Kontroversi Film Pesta Babi Sebagai Ruang Ekspresi dan Sebuah Karya Seni
Poster Film Pesta Babi. (Istimewa)

Peweimalang.com – Munculnya kontroversi terkait film Pesta Babi memunculkan beragam respons di tengah masyarakat. Perbedaan pandangan terhadap sebuah karya seni maupun medium ekspresi dinilai sebagai hal yang wajar dalam ruang demokrasi dan kebebasan berpikir.
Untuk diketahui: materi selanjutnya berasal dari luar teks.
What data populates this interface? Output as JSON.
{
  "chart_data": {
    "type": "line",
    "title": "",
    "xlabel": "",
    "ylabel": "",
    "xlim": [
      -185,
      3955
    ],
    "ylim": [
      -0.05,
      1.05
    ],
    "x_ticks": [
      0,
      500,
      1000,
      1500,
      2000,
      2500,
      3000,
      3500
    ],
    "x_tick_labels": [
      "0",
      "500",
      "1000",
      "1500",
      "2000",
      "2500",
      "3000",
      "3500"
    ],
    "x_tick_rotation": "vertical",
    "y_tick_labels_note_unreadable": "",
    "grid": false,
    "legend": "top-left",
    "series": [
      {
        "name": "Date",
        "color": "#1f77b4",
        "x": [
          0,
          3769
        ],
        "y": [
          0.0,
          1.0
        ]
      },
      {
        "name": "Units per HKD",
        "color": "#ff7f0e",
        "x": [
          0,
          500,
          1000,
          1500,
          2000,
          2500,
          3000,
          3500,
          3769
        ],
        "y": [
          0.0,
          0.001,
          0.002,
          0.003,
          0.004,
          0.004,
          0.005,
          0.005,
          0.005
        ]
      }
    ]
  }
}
Sehingga menanggapi polemik tersebut, maka sejumlah kalangan menilai masyarakat perlu menempatkan kualitas berpikir dan kedewasaan dalam memahami sebuah persoalan sebagai hal utama.

Bacaan Lainnya

Sebab, setiap karya, termasuk film maupun ritual budaya, pada dasarnya merupakan medium penafsiran yang dapat dimaknai secara berbeda oleh setiap individu. Kita merdeka dalam berpikir sepanjang mampu menempatkan kualitas nalar sebagai kasta tertinggi. Dan ketika seseorang memahami hakikat, makna, dan jati diri sebuah persoalan, maka apapun medium ekspresinya, termasuk ritual maupun film, sejatinya hanyalah jalan penafsiran.
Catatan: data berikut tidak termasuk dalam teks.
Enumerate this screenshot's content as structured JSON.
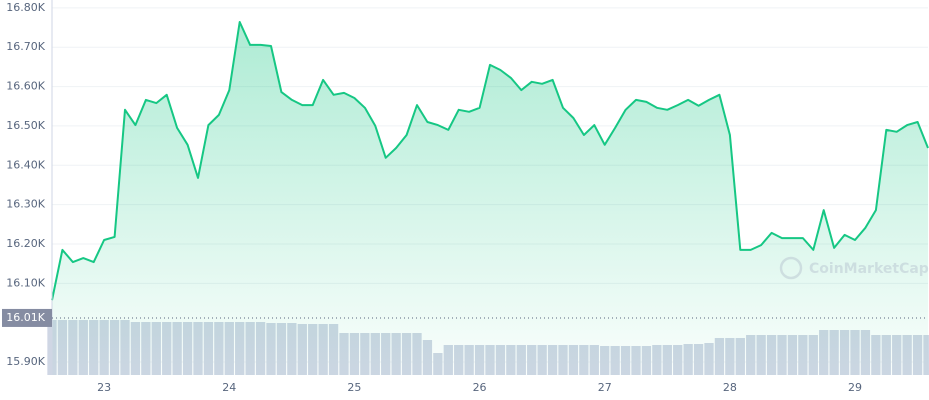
{
  "chart_data": {
    "type": "area",
    "watermark": "CoinMarketCap",
    "color": "#16c784",
    "categories": [
      null,
      null,
      null,
      null,
      null,
      "23",
      null,
      null,
      null,
      null,
      null,
      null,
      null,
      null,
      null,
      null,
      null,
      "24",
      null,
      null,
      null,
      null,
      null,
      null,
      null,
      null,
      null,
      null,
      null,
      "25",
      null,
      null,
      null,
      null,
      null,
      null,
      null,
      null,
      null,
      null,
      null,
      "26",
      null,
      null,
      null,
      null,
      null,
      null,
      null,
      null,
      null,
      null,
      null,
      "27",
      null,
      null,
      null,
      null,
      null,
      null,
      null,
      null,
      null,
      null,
      null,
      "28",
      null,
      null,
      null,
      null,
      null,
      null,
      null,
      null,
      null,
      null,
      null,
      "29",
      null,
      null,
      null,
      null,
      null,
      null,
      null
    ],
    "values": [
      16.057,
      16.185,
      16.154,
      16.164,
      16.154,
      16.21,
      16.218,
      16.541,
      16.502,
      16.566,
      16.558,
      16.579,
      16.495,
      16.452,
      16.368,
      16.502,
      16.528,
      16.591,
      16.764,
      16.706,
      16.706,
      16.703,
      16.586,
      16.566,
      16.553,
      16.553,
      16.617,
      16.579,
      16.584,
      16.571,
      16.546,
      16.5,
      16.419,
      16.444,
      16.477,
      16.553,
      16.51,
      16.502,
      16.49,
      16.541,
      16.536,
      16.546,
      16.655,
      16.642,
      16.622,
      16.591,
      16.612,
      16.607,
      16.617,
      16.546,
      16.52,
      16.477,
      16.502,
      16.452,
      16.495,
      16.541,
      16.566,
      16.561,
      16.546,
      16.541,
      16.553,
      16.566,
      16.551,
      16.566,
      16.579,
      16.477,
      16.185,
      16.185,
      16.197,
      16.228,
      16.215,
      16.215,
      16.215,
      16.185,
      16.286,
      16.19,
      16.223,
      16.21,
      16.241,
      16.286,
      16.49,
      16.485,
      16.502,
      16.51,
      16.444
    ],
    "volume_values": [
      55,
      55,
      55,
      55,
      55,
      55,
      55,
      55,
      53,
      53,
      53,
      53,
      53,
      53,
      53,
      53,
      53,
      53,
      53,
      53,
      53,
      52,
      52,
      52,
      51,
      51,
      51,
      51,
      42,
      42,
      42,
      42,
      42,
      42,
      42,
      42,
      35,
      22,
      30,
      30,
      30,
      30,
      30,
      30,
      30,
      30,
      30,
      30,
      30,
      30,
      30,
      30,
      30,
      29,
      29,
      29,
      29,
      29,
      30,
      30,
      30,
      31,
      31,
      32,
      37,
      37,
      37,
      40,
      40,
      40,
      40,
      40,
      40,
      40,
      45,
      45,
      45,
      45,
      45,
      40,
      40,
      40,
      40,
      40,
      40
    ],
    "volume_lim": [
      0,
      100
    ],
    "ylim": [
      15.867,
      16.82
    ],
    "yticks": [
      {
        "value": 16.8,
        "label": "16.80K"
      },
      {
        "value": 16.7,
        "label": "16.70K"
      },
      {
        "value": 16.6,
        "label": "16.60K"
      },
      {
        "value": 16.5,
        "label": "16.50K"
      },
      {
        "value": 16.4,
        "label": "16.40K"
      },
      {
        "value": 16.3,
        "label": "16.30K"
      },
      {
        "value": 16.2,
        "label": "16.20K"
      },
      {
        "value": 16.1,
        "label": "16.10K"
      },
      {
        "value": 15.9,
        "label": "15.90K"
      }
    ],
    "price_marker": {
      "value": 16.012,
      "label": "16.01K"
    },
    "grid": true
  }
}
Pandangan itu menekankan bahwa yang terpenting bukan semata bentuk atau simbol yang tampil di permukaan, melainkan kesadaran dalam memaknai pesan, konteks, dan nilai yang terkandung di dalamnya. Dan di sisi lain, masyarakat juga diimbau tetap menjaga ruang dialog yang sehat dan saling menghormati terhadap perbedaan sudut pandang. Kritik terhadap karya seni dinilai sah dalam negara demokrasi, selama disampaikan secara proporsional dan tidak menimbulkan konflik sosial.

Kontroversi film Pesta Babi sendiri hingga kini masih menjadi perbincangan publik, terutama di media sosial, dengan munculnya berbagai pandangan yang mendukung maupun menolak isi dan pesan yang disampaikan dalam film tersebut.(*).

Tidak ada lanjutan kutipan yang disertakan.